Les jeux olympiques de 1988 ont été décevants pour la Bulgarie. L’équipe décida de se retirer de la compétition après que deux de leurs athlètes est étaient disqualifiés pour usage de substances illégales. Abadjiev pensait que les scandales de dopage étaient organisés par Moscou. Il a tout de même reconstruit l’équipe, qui a remporté quatre médailles d’or aux championnats du monde de 1989.

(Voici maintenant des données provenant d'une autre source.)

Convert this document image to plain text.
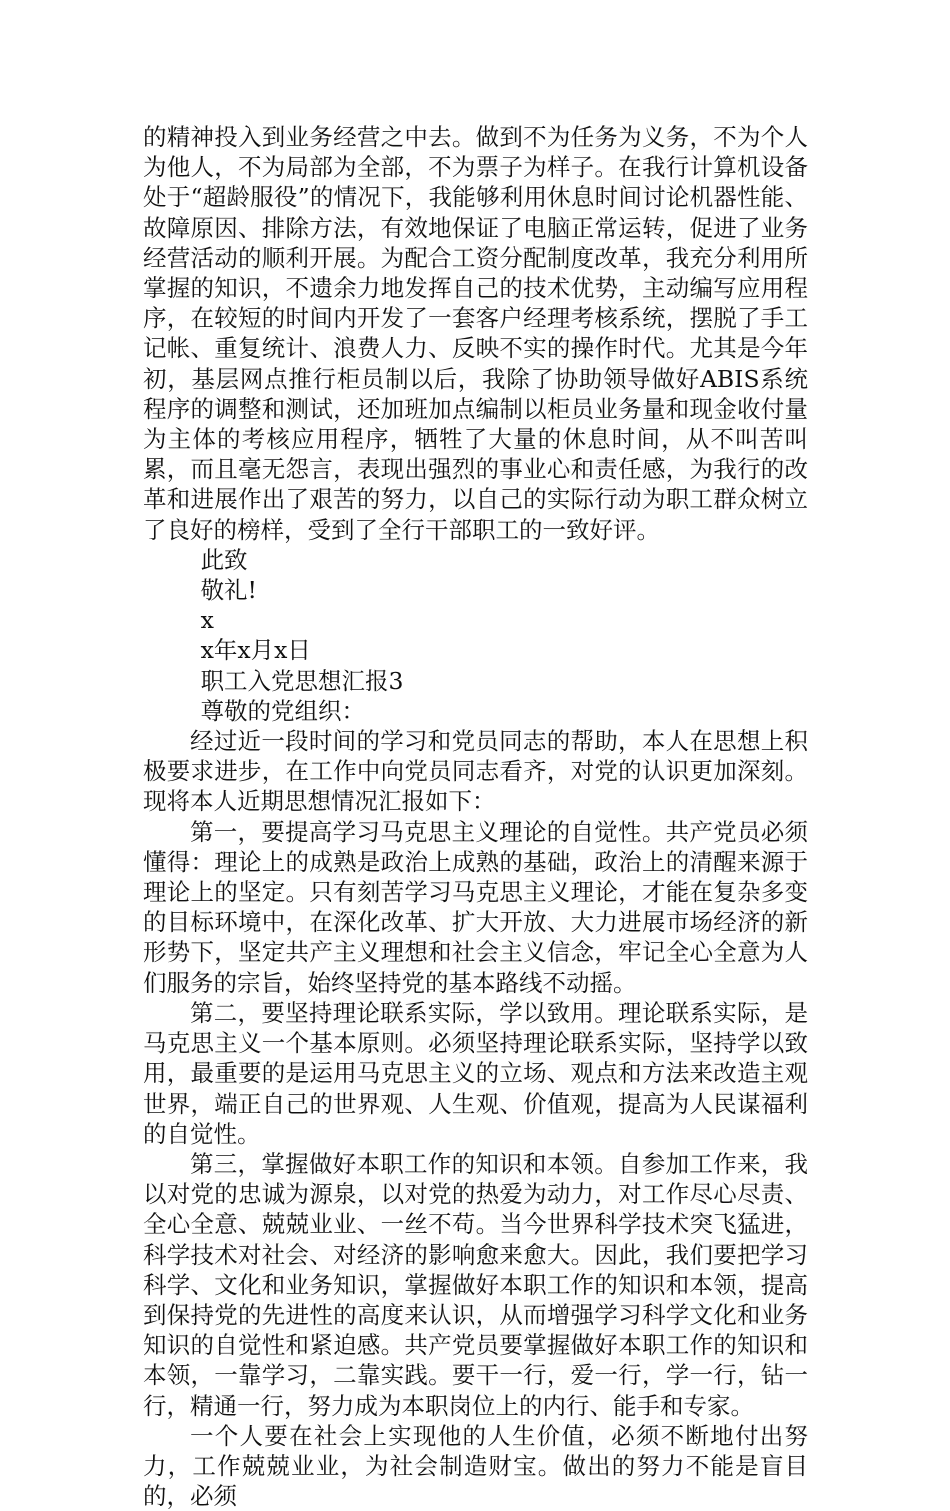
的精神投入到业务经营之中去。做到不为任务为义务，不为个人为他人，不为局部为全部，不为票子为样子。在我行计算机设备处于“超龄服役”的情况下，我能够利用休息时间讨论机器性能、故障原因、排除方法，有效地保证了电脑正常运转，促进了业务经营活动的顺利开展。为配合工资分配制度改革，我充分利用所掌握的知识，不遗余力地发挥自己的技术优势，主动编写应用程序，在较短的时间内开发了一套客户经理考核系统，摆脱了手工记帐、重复统计、浪费人力、反映不实的操作时代。尤其是今年初，基层网点推行柜员制以后，我除了协助领导做好ABIS系统程序的调整和测试，还加班加点编制以柜员业务量和现金收付量为主体的考核应用程序，牺牲了大量的休息时间，从不叫苦叫累，而且毫无怨言，表现出强烈的事业心和责任感，为我行的改革和进展作出了艰苦的努力，以自己的实际行动为职工群众树立了良好的榜样，受到了全行干部职工的一致好评。

此致

敬礼!

x

x年x月x日

职工入党思想汇报3

尊敬的党组织：

经过近一段时间的学习和党员同志的帮助，本人在思想上积极要求进步，在工作中向党员同志看齐，对党的认识更加深刻。现将本人近期思想情况汇报如下：

第一，要提高学习马克思主义理论的自觉性。共产党员必须懂得：理论上的成熟是政治上成熟的基础，政治上的清醒来源于理论上的坚定。只有刻苦学习马克思主义理论，才能在复杂多变的目标环境中，在深化改革、扩大开放、大力进展市场经济的新形势下，坚定共产主义理想和社会主义信念，牢记全心全意为人们服务的宗旨，始终坚持党的基本路线不动摇。

第二，要坚持理论联系实际，学以致用。理论联系实际，是马克思主义一个基本原则。必须坚持理论联系实际，坚持学以致用，最重要的是运用马克思主义的立场、观点和方法来改造主观世界，端正自己的世界观、人生观、价值观，提高为人民谋福利的自觉性。

第三，掌握做好本职工作的知识和本领。自参加工作来，我以对党的忠诚为源泉，以对党的热爱为动力，对工作尽心尽责、全心全意、兢兢业业、一丝不苟。当今世界科学技术突飞猛进，科学技术对社会、对经济的影响愈来愈大。因此，我们要把学习科学、文化和业务知识，掌握做好本职工作的知识和本领，提高到保持党的先进性的高度来认识，从而增强学习科学文化和业务知识的自觉性和紧迫感。共产党员要掌握做好本职工作的知识和本领，一靠学习，二靠实践。要干一行，爱一行，学一行，钻一行，精通一行，努力成为本职岗位上的内行、能手和专家。

一个人要在社会上实现他的人生价值，必须不断地付出努力，工作兢兢业业，为社会制造财宝。做出的努力不能是盲目的，必须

À ce moment-là, Ivan Abadjiev était devenu un paria. Licencié la même année, il n’a pas pu trouver un autre emploi d’entraîneur. Il a donc trouvé un emploi en tant que gardien de sécurité dans une école, puis comme ouvrier d’usine. Lors des championnats d’Europe de 1993 à Sofia, personne ne lui a adressé la parole.
Finalement, il a pu décrocher un emploi en tant qu’entraîneur de badminton. En 1995, il reçut une invitation d’un ancien de ses élève, Naim Suleymanoglu faisait son retour et avait besoin d’un entraîneur, Abadjiev a sauté sur l’occasion.
Aux jeux d’Atlanta de 1996, la Turquie représenté par Naim Suleymanoglu, a remporté deux médailles d’or et une d’argent contre les deux bronzes de la Bulgarie.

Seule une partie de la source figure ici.